A technique to screen a diverse range of potential drug candidates without time-consuming purification steps could enhance the battle against drug-resistant bacteria.
Efforts to address the growing challenge of drug-resistant bacteria are being supported by a novel approach to simplify the search for antimicrobial drug candidates, pioneered by researchers at Hokkaido University, under the guidance of Assistant Professor Kazuki Yamamoto and Professor Satoshi Ichikawa from the Faculty of Pharmaceutical Sciences. Their innovative techniques, developed in collaboration with researchers in Japan and the USA, are detailed in a publication in the journal Nature Communications.
The rise of antimicrobial resistance (AMR) in bacteria presents a significant and escalating problem for global healthcare, leaving medical professionals grappling with the treatment of a wide array of severe and potentially life-threatening infections.
One promising target for new drugs to combat various drug-resistant bacteria is an enzyme known as phospho-N-acetylmuramoyl-pentapeptide-transferase (MraY), which is embedded in bacterial cell membranes. This enzyme is crucial for bacterial survival as it catalyzes the formation of a specific lipid molecule, called lipid I. While there are already several inhibitors of MraY activity, there is an urgent need for enhanced versions.
“In our research, we utilized four known classes of MraY inhibitors that are currently employed as antibiotics,” explains Yamamoto. “We established a drug discovery platform (in situ build-up library method) that integrates a comprehensive synthesis technique for derivatives of natural products and direct assessment of biological activity.”
The team divided the known inhibitors into MraY binding cores and activity modulating accessories. From 7 cores and 98 accessories, they created a library of 686 MraY inhibitor analogs. These analogs were evaluated against MraY, leading to the identification of eight compounds with potent MraY inhibitory and antibacterial properties.
“Following the division of natural products, we attached aldehyde groups to the cores and hydrazine groups to the accessories. These groups react with each other to form a hydrazone bond, enabling us to generate the analog library efficiently,” elaborates Yamamoto.

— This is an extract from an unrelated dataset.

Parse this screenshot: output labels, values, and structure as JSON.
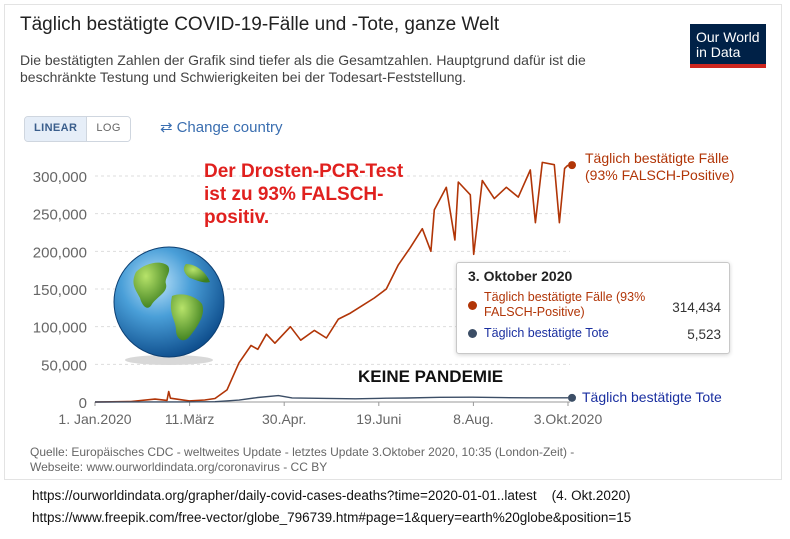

The eight analogs were remade in stable forms and their efficacy was confirmed. Among them, Analog 2 exhibited the highest effectiveness against drug-resistant strains, followed by Analogs 3 and 6. Analog 2 also demonstrated effectiveness in mouse infection models, indicating a promising feature as showing efficacy in live animals is a critical step towards the development of successful new drugs.
Preliminary findings also suggest that the potential candidate drugs identified thus far exhibit low toxicity against cells other than the targeted bacteria, raising optimism that they could pave the way for a series of antimicrobial agents that are safe for patient use.

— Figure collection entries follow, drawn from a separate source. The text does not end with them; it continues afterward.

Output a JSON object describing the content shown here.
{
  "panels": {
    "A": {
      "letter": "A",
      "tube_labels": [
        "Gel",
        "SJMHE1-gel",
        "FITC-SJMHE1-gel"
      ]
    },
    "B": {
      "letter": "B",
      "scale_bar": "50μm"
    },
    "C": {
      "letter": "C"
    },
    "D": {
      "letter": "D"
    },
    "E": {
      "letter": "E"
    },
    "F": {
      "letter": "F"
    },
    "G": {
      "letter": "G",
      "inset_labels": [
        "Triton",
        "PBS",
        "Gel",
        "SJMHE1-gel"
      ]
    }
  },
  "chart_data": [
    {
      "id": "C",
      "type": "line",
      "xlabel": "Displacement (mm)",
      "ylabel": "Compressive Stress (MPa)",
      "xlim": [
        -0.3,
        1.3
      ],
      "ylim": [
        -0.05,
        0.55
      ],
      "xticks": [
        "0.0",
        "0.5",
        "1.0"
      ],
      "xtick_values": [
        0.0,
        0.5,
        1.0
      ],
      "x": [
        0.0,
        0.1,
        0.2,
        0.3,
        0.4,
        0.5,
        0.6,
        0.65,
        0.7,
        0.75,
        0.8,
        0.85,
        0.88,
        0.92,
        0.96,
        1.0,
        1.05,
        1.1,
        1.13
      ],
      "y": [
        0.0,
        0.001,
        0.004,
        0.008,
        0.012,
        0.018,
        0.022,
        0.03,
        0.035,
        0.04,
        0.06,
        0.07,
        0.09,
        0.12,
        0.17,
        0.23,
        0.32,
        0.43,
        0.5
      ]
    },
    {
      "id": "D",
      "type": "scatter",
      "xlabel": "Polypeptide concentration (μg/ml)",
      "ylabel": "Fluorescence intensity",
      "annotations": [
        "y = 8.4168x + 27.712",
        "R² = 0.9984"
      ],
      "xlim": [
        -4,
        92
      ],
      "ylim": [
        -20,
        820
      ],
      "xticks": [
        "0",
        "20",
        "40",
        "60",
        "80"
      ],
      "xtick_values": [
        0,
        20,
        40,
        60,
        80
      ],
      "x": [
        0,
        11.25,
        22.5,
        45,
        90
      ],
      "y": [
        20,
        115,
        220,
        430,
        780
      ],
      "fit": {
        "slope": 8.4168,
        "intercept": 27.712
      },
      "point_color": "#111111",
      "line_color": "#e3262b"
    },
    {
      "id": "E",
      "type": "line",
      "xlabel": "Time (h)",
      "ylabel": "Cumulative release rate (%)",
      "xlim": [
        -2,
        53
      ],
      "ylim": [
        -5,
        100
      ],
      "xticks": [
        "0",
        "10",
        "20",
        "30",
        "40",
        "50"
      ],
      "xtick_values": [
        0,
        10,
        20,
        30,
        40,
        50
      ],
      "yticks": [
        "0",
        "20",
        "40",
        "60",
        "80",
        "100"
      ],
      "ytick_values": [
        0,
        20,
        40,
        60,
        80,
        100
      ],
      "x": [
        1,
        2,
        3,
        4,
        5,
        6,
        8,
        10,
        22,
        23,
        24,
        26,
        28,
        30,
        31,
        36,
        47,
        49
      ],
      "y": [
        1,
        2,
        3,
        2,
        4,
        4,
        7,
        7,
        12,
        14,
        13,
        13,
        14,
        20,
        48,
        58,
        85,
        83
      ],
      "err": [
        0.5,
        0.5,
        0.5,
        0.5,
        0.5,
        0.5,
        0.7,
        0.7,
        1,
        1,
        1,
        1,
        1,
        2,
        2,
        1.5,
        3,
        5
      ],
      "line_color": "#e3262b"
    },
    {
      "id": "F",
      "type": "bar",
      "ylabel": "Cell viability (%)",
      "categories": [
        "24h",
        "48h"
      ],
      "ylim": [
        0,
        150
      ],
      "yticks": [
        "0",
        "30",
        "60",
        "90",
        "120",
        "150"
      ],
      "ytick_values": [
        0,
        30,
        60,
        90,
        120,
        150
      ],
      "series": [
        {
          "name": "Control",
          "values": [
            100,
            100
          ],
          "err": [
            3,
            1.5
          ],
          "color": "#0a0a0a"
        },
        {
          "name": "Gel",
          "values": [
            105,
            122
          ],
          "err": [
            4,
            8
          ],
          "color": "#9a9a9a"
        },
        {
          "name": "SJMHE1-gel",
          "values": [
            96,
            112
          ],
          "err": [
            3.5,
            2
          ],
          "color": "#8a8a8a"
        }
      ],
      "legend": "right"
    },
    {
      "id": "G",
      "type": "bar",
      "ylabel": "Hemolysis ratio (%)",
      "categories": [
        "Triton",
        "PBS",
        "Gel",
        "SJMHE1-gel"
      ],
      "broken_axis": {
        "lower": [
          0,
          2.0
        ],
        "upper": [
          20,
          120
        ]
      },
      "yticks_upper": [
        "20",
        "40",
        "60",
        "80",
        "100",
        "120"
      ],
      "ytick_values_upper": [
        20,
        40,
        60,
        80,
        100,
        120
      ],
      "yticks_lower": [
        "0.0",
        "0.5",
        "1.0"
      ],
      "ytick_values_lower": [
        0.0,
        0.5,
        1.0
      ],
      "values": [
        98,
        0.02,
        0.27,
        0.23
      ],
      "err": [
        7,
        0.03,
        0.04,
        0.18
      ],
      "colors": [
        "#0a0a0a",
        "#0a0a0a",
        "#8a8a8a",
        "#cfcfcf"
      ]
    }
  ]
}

“Furthermore, we showcased the broader applicability of our drug discovery method by utilizing it to identify beneficial activity in tubulin-binding natural products like epothilone B, paclitaxel, and vinblastine (used in anticancer drugs),” adds Ichikawa. “We were able to construct a library of 588 analogs within just one month.”
By demonstrating that their approach can be extended to other medication classes, the researchers have opened up a significantly broader pathway in drug development.